Wieder nichts, was man nicht erwartet hätte? Wieder nur ein Achselzucken in Berlin, in der Bundesregierung? Nein, wenn es stimmt, was Wikileaks nahelegt, dann lässt sich das deutsch-amerikanische Verhältnis mit Wegschauen nicht mehr retten.

Helmut Kohl, Gerhard Schröder, Angela Merkel, alle Regierungschefs des vereinten Deutschlands, Mitarbeiter und Vertraute von ihnen, wurden von der NSA abgehört.
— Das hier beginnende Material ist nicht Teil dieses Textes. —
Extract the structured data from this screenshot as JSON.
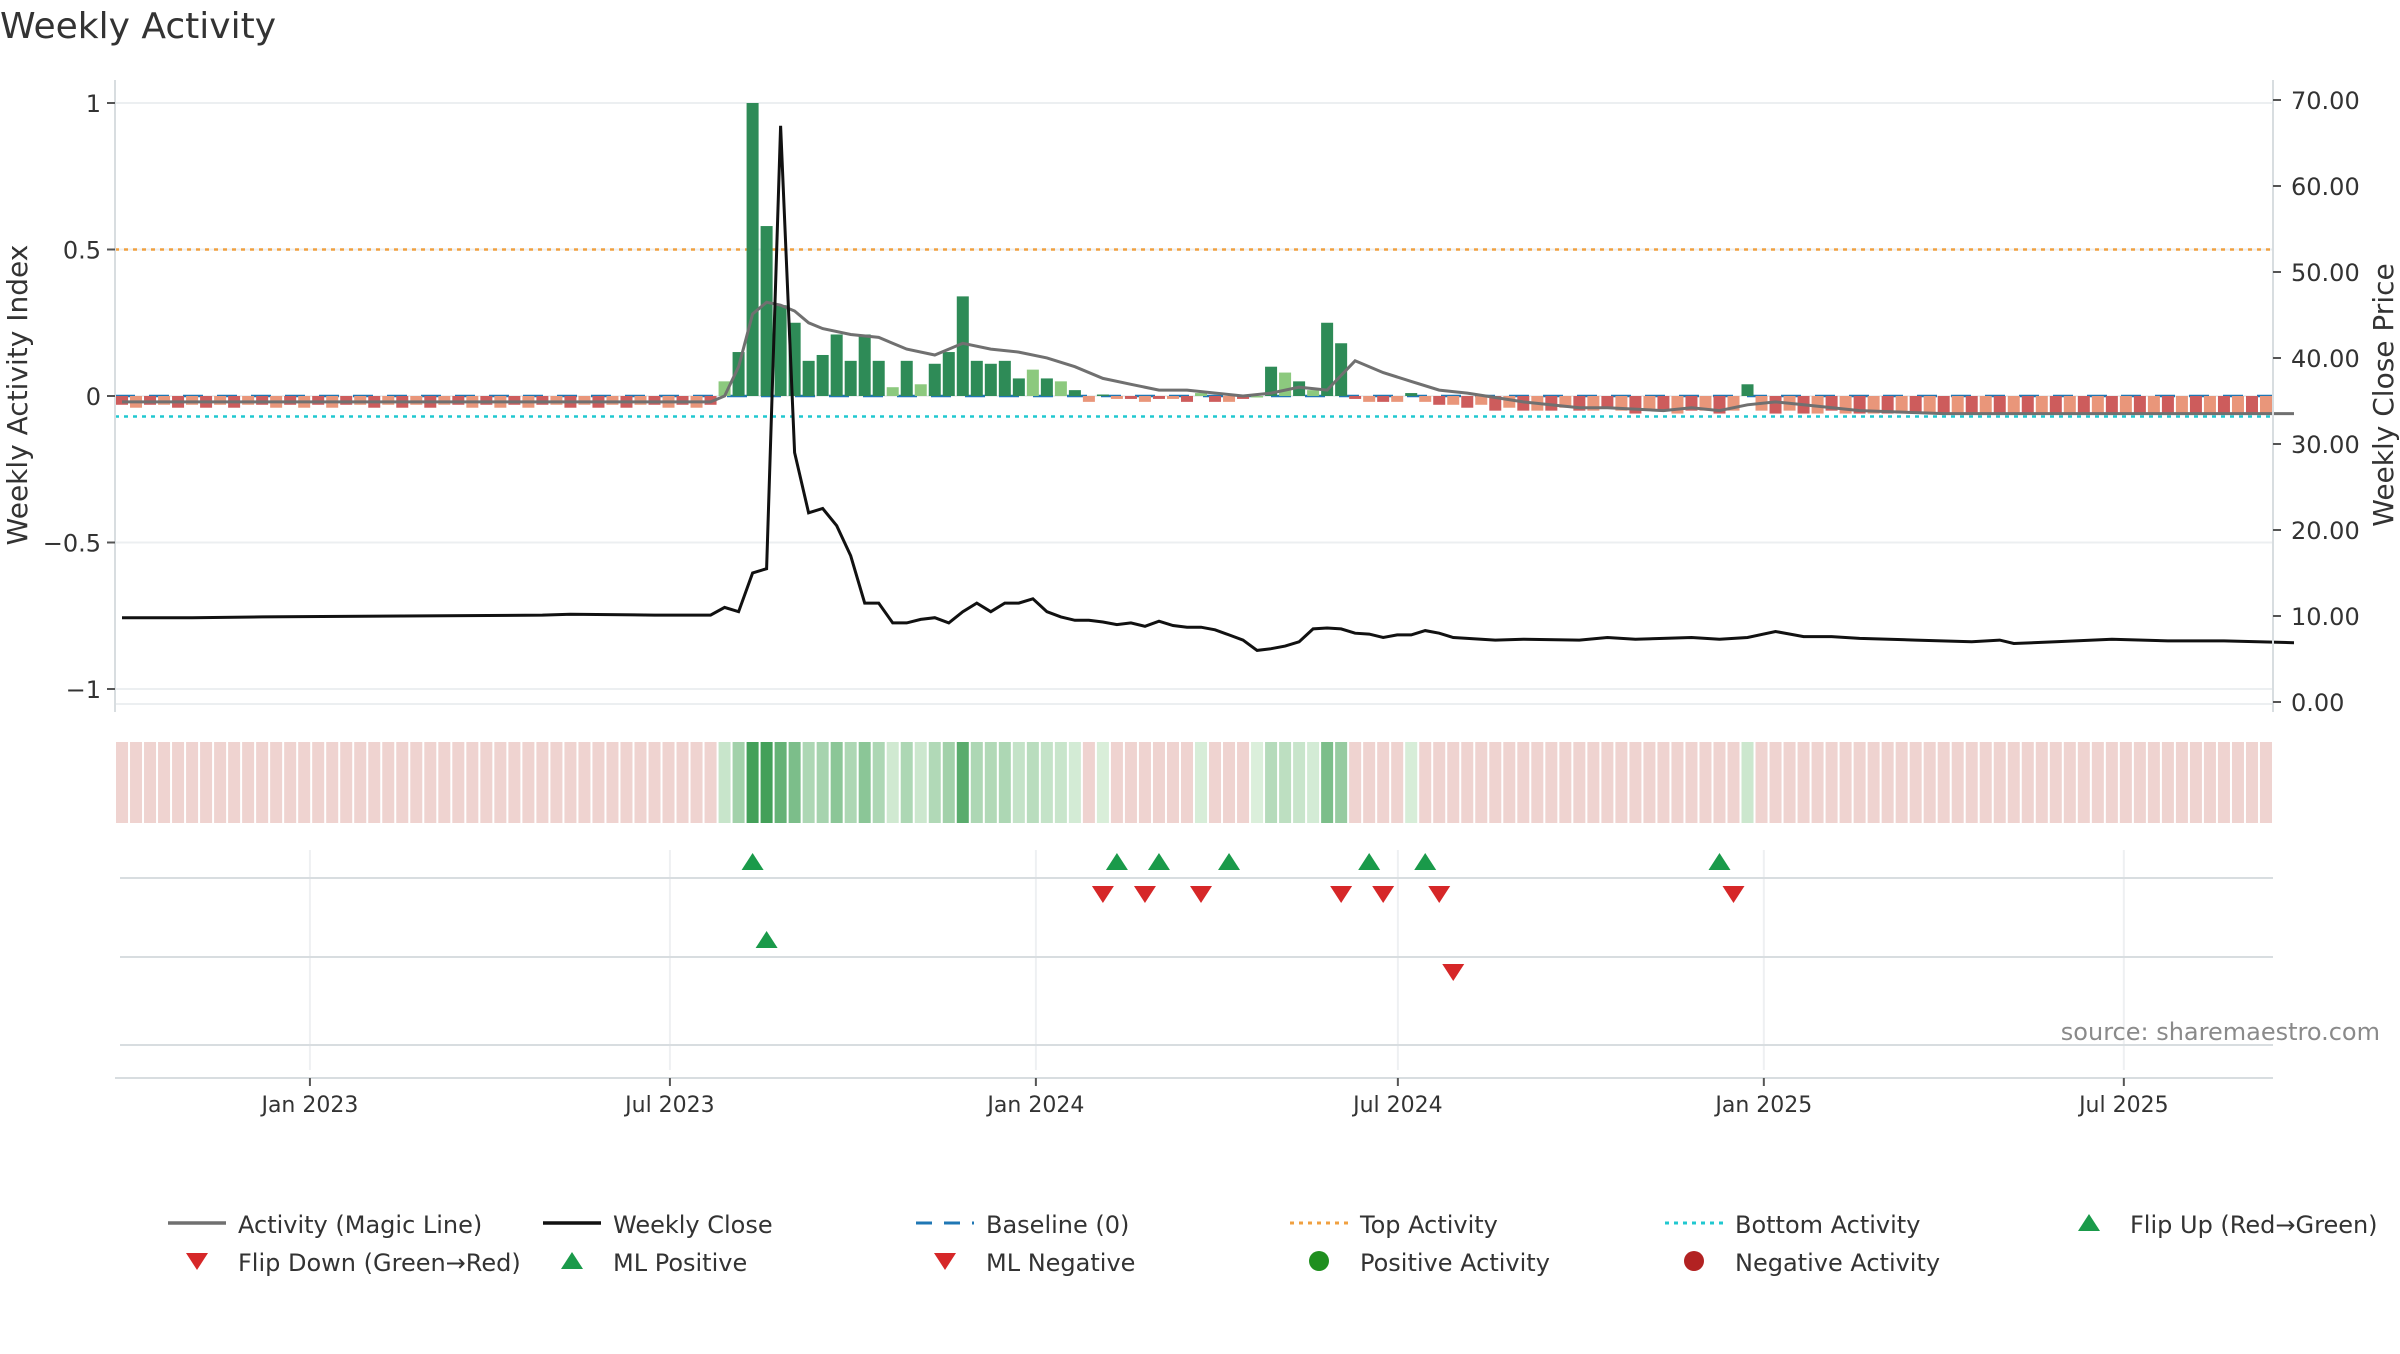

Jahrzehntelang und exzessiv.

Mag sein, dass die US-Spione über die deutsche Politik dabei nicht mehr erfuhren, als wenn sie gute Zeitungen gelesen hätten. Doch darum geht es nicht. Es geht um einen Angriff auf die Gesellschaftsform, welche die Amerikaner 1945 nach Deutschland brachten: die Demokratie. Seltsam, wie willig die NSA in der Zerstörung der Grundvoraussetzung der Demokratie tätig wurde und wird, in der Zerstörung von Vertrauen. Und wie klar sie alle zwischenstaatlichen Gepflogenheiten brach und bricht.
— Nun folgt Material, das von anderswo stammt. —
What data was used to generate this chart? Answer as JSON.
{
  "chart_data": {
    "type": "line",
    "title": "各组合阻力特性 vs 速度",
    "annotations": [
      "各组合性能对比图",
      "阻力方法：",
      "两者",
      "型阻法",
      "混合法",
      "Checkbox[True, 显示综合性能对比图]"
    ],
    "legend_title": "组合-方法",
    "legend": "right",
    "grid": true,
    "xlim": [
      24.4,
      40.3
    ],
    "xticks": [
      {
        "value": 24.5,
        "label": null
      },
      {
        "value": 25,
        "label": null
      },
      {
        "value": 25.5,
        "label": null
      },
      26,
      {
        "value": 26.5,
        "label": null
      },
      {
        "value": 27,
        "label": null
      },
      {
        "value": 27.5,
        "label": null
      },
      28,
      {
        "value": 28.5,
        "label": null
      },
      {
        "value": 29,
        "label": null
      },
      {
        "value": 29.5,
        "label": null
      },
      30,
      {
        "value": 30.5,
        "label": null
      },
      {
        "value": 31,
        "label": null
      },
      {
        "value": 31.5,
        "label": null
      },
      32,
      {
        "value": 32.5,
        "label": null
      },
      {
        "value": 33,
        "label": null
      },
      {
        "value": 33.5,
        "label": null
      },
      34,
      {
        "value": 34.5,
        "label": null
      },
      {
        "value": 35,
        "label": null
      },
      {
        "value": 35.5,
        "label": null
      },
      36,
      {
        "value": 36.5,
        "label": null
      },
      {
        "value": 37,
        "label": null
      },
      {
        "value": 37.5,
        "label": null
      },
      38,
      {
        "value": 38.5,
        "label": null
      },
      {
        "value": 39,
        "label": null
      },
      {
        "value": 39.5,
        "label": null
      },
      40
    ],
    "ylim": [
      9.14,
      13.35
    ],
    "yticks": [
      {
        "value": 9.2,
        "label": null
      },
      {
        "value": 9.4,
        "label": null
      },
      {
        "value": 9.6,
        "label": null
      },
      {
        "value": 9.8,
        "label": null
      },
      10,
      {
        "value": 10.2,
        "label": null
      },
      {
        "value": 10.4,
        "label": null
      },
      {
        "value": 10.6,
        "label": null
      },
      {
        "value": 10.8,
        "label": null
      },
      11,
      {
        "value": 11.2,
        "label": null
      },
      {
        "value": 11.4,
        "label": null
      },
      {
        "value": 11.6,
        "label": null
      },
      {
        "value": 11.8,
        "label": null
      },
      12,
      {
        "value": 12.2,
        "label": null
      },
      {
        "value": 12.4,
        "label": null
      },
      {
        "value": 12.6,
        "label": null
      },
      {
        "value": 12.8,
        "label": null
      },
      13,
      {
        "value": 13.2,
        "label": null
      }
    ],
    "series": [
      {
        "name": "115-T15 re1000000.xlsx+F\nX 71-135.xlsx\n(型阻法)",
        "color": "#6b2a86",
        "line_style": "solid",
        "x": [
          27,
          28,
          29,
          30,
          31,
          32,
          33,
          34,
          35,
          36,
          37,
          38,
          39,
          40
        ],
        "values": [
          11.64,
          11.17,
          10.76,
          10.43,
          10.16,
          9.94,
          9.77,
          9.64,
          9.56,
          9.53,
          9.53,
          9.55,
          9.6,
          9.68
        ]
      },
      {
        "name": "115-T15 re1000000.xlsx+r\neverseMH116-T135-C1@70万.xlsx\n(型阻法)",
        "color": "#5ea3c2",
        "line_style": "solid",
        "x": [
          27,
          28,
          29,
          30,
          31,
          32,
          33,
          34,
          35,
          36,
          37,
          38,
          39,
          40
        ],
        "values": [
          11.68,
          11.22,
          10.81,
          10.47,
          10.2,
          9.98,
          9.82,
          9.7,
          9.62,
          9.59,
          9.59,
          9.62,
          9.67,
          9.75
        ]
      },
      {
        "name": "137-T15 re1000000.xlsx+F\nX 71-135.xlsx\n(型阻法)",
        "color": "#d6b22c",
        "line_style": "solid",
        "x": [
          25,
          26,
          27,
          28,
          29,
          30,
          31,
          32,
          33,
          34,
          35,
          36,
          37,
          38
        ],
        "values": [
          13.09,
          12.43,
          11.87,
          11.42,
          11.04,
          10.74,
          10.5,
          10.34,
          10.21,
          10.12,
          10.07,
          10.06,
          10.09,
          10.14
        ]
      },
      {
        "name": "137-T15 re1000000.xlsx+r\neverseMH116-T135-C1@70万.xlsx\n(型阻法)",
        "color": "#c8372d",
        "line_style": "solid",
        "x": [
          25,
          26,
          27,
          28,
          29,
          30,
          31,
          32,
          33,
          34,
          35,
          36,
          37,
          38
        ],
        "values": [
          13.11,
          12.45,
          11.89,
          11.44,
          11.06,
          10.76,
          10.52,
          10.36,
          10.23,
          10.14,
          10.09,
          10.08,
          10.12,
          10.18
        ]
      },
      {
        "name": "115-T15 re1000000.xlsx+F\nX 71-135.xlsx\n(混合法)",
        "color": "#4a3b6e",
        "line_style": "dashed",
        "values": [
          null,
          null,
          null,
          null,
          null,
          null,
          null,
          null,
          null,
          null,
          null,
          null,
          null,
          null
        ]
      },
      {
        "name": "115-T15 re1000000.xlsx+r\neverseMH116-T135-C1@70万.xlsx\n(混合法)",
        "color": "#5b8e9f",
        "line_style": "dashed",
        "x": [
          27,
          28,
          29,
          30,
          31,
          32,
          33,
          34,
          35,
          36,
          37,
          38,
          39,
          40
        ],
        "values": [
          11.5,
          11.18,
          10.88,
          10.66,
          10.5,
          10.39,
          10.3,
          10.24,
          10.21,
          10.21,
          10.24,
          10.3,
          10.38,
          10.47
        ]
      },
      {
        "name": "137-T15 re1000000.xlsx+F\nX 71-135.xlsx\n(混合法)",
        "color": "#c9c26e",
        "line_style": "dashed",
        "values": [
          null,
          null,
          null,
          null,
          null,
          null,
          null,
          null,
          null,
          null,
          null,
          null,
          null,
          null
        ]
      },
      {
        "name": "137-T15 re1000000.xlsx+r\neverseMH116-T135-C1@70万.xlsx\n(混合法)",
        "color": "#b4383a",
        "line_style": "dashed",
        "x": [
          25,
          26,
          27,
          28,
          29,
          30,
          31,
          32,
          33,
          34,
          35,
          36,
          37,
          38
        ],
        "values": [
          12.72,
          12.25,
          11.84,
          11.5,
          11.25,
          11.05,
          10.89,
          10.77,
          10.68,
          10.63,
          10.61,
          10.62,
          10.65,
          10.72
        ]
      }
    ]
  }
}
Ein gutes Beispiel dafür ist die Tatsache, dass die NSA auch den für die Koordination der Geheimdienste zuständigen Staatssekretär Klaus-Dieter Fritsche abhörte. Da hatte man dann gleich alles im Blick. Auch Kanzleramtsminister Peter Altmaier, der schon vergangene Woche wegen der NSA-Affäre den amerikanischen Botschafter ins Kanzleramt einbestellt hatte – er wurde abgehört.
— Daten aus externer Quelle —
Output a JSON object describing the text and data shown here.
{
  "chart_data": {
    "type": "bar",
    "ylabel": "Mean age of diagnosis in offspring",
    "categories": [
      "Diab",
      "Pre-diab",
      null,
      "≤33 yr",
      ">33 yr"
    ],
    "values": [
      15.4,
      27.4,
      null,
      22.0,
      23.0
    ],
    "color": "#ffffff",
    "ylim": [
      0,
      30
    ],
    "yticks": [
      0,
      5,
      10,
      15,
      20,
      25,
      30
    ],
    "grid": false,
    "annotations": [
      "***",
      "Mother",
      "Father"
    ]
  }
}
Und wenn es auch jetzt in der Regierung wieder heißt, dass man sich in der Sache über gar nichts mehr wundere, dann wünschte man sich dort doch langsam mal ein paar Leute, die sich noch wundern können. Auch darüber, dass der Generalbundesanwalt die Ermittlungen gegen die NSA wegen Spionage gegen die Kanzlerin einstweilen eingestellt hat.